Das Protoplasma wie auch der „gläserne Wald“, die „weiße Kugel“, die unterirdische Energieleitung, der die Kosmonauten folgen, die Venusstadt mit der Steuerungszentrale und die kleinen Metallkäfer, die mit den in ihnen enthaltenen Kristallkugeln als Datenspeicher fungieren – sie sind allesamt aus Lems Roman entnommen. Das Problem für den Zuschauer indessen ist, dass die Erklärungen all dieser Elemente, die im Roman in aller Ausführlichkeit gegeben werden, im Film oft nur en passant in die Dialoge der Wissenschaftler eingestreut sind und es leicht geschehen kann, dass einem ein wichtiger Punkt entgeht. Und rationale Erklärungen des Geschehens sind trotz aller gewollten Rätselhaftigkeit dann doch vonnöten. Sie werden gegeben, sind aber nur sehr schwer zu verfolgen – ganz zu schweigen von den zumeist haarsträubenden wissenschaftlichen Prämissen, auf denen sie aufbauen und die ein gerüttelt Maß willing suspense of disbelief erfordern.

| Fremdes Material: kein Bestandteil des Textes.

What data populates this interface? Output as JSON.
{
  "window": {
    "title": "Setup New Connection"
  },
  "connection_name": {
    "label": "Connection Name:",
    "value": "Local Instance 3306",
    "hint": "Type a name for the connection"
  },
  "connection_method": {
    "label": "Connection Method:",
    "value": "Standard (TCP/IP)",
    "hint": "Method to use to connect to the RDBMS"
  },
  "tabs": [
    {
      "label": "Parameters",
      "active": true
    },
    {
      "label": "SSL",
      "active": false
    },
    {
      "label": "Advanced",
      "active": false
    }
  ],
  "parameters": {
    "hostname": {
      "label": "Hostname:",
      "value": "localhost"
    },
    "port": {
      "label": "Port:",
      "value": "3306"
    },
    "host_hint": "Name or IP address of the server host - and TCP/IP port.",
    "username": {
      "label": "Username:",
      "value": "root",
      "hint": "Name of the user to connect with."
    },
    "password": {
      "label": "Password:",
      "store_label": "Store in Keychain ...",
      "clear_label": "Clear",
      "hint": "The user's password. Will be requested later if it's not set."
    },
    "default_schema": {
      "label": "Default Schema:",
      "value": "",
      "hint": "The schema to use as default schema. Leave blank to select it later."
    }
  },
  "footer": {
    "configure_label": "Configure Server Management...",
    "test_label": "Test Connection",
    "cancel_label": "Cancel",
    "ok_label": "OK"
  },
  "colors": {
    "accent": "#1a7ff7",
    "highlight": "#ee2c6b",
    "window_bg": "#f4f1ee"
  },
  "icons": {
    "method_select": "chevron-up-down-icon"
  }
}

Der gewiss größte Schwachpunkt des Films ist seine bleierne Dramaturgie, die sich mit einem stocksteifen, unaufgeregten Schauspiel, zumeist tonlos deklamierten Dialogen und einer einfallslosen Kameraführung paart. Dadurch gerät die eigentliche Erzählung des Films bei aller visuellen Lebhaftigkeit leider ausgesprochen schwerfällig und droht stets, völlig unverständlich zu werden. Bill Warren hat das in seinem Buch Keep Watching the Skies! so gesehen:
Das Tempo jeder Szene ist das eines mitteleuropäischen Films. Die Leute nehmen sich ihre Zeit, dann gibt es einen raschen Schnitt, und nun nehmen sie sich ihre Zeit, etwas anderes zu tun. Das lässt den Film durcheinandergewürfelt und konfus wirken, selbst wenn er es nicht wirklich ist; wenn es dann wirklich durcheinandergewürfelt und konfus wird wie im Höhepunkt, könnte man es genauso gut auch aufgeben. Keine Anstrengung intensiver Konzentration wird offenbaren, worauf diese sich langsam bewegenden Leute aus sind – also entspanne dich und schau die hübschen Bilder! (Skies, S. 276).
Die Eintracht der sozialistischen Zukunft bedingt, dass es keine heldenhafte Führungsfigur und keine personellen Konflikte um die Macht oder gar um den „Besitz“ der Frau wie in westlichen Science-Fiction-Filmen gibt – gezeigt wird ein pefekt funktionierendes Kollektiv von Wissenschaftlern. Obwohl dies eigentlich jeden Hard-SF-Liebhaber begeistern sollte – und in der Tat funktioniert der Film als lupenreine Science-Fiction besser als die meisten westlichen Science-Fiction-Filme jener Zeit –, hat die fehlende menschliche Dramatik zu häufiger Kritik an dem Film Anlass gegeben. Zugegeben: Der Schmalz der unerfüllten Liebe zwischen Sumiko und Brinkmann oder der überflüssige Amoklauf des Roboters Omega, ausgelöst durch die venusische Radioaktivität, bilden für echte menschliche Dramatik keinen adäquaten Ersatz. Selbst der melodramatische Tod dreier Kosmonauten am Ende berührt kaum, da dieser, ganz entgegen der behäbigen Gangart des Films, viel zu überhastet und konfus vonstatten geht.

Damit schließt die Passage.